Senin, 3 Oktober 2022

Polda Jambi Bidik Tersangka Baru Kasus KTP Palsu

Selasa, 21 Desember 2021 | 11:40:14 WIB


Direktur Reskrimsus Polda Jambi Kombes Pol Sigit Dany Setiyono menunjukkan barang bukti e-KTP palsu yang berhasil diamankan.
Direktur Reskrimsus Polda Jambi Kombes Pol Sigit Dany Setiyono menunjukkan barang bukti e-KTP palsu yang berhasil diamankan. / dok/metrojambi.com

JAMBI - Perkara pencetakan Kartu Tanda Penduduk (KTP) palsu di Dinas Kependudukan dan Catatan Sipil Kota Jambi telah dilimpahkan oleh penyidik Tim Penyidikan Subdit V Cyber Crime Ditreskrimsus Polda Jambi ke Jaksa Penuntut Umum (JPU) Kejaksaan Tinggi (Kejati) Jambi.

Berkas tersangka Febriansyah telah dinyatakan lengkap. Oleh penyidik, tersangka dan barang bukti dilimpahkan ke Jaksa. Artinya, Febri tidak lama lagi akan menjalani proses persidangan.

Direktur Reskrimsus Polda Jambi Kombes Pol Sigit Dany Setiono menegaskan, setelah proses Febri berjalan di persidangan, pihaknya akan segera memeriksa beberapa nama lain yang diduga terlibat dalam kasus ini.

"Benar, kita sudah kantongi beberapa nama yang akan kita lakukan pemeriksaan setelah tersangka F prosesnya berjalan di persidangan," kata Sigit, Senin (20/12).

Sigit menambahkan, beberapa nama yang akan diperiksa. "Karena kasus ini sangat merugikan masyarakat yang tidak bisa menggunakan kartu Identitas sebagaimana mestinya, maka akan terus kita kembangkan dan tuntaskan," pungkasnya.

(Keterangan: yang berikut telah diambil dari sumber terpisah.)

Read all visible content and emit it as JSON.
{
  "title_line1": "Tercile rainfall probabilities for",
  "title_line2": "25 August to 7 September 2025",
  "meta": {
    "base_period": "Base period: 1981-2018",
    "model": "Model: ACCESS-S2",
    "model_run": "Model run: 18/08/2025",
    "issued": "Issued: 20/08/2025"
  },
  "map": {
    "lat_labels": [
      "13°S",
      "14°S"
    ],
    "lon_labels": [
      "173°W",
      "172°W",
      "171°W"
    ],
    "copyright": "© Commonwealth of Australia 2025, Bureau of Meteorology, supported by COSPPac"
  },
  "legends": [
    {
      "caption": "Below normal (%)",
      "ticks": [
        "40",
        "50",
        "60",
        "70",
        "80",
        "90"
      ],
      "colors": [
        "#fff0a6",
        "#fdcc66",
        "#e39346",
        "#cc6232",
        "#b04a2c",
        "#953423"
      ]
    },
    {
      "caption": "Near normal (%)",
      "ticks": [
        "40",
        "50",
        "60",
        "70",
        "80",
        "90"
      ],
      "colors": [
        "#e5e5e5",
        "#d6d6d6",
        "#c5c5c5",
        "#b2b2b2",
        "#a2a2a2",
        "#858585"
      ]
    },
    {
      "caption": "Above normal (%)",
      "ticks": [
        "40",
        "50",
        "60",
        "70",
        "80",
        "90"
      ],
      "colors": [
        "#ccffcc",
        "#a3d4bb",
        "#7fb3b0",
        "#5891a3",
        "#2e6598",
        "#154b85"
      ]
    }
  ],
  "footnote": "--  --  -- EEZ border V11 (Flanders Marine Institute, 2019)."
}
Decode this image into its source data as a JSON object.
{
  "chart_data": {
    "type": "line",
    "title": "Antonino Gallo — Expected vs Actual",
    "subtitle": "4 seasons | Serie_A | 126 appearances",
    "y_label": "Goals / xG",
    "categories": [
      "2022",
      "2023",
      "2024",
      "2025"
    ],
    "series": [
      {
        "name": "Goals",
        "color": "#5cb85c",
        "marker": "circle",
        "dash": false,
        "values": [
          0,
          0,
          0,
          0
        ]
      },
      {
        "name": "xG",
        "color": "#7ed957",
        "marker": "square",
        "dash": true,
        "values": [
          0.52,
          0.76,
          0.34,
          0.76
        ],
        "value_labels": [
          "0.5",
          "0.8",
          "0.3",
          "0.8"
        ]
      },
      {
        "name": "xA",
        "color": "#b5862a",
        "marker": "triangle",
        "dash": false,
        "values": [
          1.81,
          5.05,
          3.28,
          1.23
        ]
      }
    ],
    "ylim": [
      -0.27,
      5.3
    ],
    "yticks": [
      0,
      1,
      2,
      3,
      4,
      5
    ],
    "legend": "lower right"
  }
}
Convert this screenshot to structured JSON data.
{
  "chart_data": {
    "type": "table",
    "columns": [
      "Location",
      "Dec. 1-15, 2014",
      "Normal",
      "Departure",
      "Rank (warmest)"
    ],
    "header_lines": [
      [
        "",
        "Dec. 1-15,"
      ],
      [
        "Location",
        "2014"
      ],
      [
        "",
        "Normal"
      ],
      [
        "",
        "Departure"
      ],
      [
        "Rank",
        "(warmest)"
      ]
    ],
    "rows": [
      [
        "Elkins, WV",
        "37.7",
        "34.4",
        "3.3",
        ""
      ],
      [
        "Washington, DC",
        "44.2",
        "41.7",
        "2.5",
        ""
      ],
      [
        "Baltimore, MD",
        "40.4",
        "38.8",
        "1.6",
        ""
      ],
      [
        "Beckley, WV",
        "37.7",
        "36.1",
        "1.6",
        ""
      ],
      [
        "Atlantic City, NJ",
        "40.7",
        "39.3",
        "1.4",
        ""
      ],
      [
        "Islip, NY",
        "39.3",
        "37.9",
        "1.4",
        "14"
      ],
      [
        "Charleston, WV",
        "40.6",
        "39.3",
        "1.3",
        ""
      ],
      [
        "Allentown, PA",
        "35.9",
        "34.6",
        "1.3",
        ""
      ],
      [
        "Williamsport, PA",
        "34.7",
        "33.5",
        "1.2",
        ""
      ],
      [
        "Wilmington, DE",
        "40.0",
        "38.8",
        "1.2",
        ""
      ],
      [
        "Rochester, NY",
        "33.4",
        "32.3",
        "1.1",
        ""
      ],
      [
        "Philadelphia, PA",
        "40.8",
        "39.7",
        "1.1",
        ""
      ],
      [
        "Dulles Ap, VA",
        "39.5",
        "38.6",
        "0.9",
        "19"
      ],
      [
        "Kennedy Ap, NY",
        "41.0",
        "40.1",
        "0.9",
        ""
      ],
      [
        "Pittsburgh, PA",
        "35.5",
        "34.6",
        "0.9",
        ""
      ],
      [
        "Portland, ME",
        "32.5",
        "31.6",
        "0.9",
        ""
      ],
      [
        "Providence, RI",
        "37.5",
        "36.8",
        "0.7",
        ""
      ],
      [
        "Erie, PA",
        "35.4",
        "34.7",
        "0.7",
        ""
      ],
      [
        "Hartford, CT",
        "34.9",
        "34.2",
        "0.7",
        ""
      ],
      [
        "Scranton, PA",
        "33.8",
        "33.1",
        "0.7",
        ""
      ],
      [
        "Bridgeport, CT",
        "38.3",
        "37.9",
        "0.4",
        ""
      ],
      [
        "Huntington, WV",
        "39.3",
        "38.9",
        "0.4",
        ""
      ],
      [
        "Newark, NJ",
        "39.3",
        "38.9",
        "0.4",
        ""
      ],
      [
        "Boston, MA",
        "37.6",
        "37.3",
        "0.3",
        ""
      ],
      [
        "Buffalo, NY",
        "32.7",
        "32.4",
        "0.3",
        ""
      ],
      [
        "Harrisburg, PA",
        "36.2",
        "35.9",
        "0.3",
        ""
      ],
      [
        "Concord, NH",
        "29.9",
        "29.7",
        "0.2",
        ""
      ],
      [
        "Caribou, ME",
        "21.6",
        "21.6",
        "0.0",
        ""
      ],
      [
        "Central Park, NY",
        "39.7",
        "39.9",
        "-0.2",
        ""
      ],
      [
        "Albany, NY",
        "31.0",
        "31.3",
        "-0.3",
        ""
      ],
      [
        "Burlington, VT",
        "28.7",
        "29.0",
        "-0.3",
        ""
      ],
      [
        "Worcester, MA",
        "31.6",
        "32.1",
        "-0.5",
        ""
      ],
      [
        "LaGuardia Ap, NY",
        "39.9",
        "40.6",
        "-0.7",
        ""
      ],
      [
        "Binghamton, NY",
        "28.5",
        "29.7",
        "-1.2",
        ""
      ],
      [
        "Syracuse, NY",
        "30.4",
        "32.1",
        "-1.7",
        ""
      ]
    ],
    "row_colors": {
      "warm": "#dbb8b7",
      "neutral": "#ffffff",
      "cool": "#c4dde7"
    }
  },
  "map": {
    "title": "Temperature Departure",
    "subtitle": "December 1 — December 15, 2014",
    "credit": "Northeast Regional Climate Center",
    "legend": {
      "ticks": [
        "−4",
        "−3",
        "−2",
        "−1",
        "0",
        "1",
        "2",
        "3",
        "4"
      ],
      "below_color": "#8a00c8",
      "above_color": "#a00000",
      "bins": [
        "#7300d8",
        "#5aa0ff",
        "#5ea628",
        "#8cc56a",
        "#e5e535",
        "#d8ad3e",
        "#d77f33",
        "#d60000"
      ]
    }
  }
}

Sebelumnya, tim penyidik Subdit V Ditreskrimsus Polda Jambi menetapkan 1 orang tersangka dalam kasus pencetakan TKP palsu. Tersangka adalah Febriansyah, Tenaga Kerja Kontrak (TKK) Dinas Dukcapil Kota Jambi.

Tersangka sendiri sehari-hari bertugas sebagai operator di Dinas tersebut. Kasubdit V Cyber Crime Ditreskrimsus Polda Jambi, AKBP Wahyu Bram menjelaskan modus yang dilakukan tersangka dalam menjalankan aksinya.

Kasus ini terjadi dalam 6 waktu berbeda, yakni pada tanggal 6 April 2021, 8 April 2021, 18 April 2021, 22 April 2021, 29 April 2021 dan terakhir 07 Mei 2021. Tersangka mencetak KTP diluar perintah atasannya, atau diduga melakukan illegal acces.

"Tersangka Febriansyah sendiri perannya sebagai operator, dia menjadi tersangka utama karena memiliki akses terhadap User Name dan Password masyarakat yang akan membuat KTP, " ujarnya.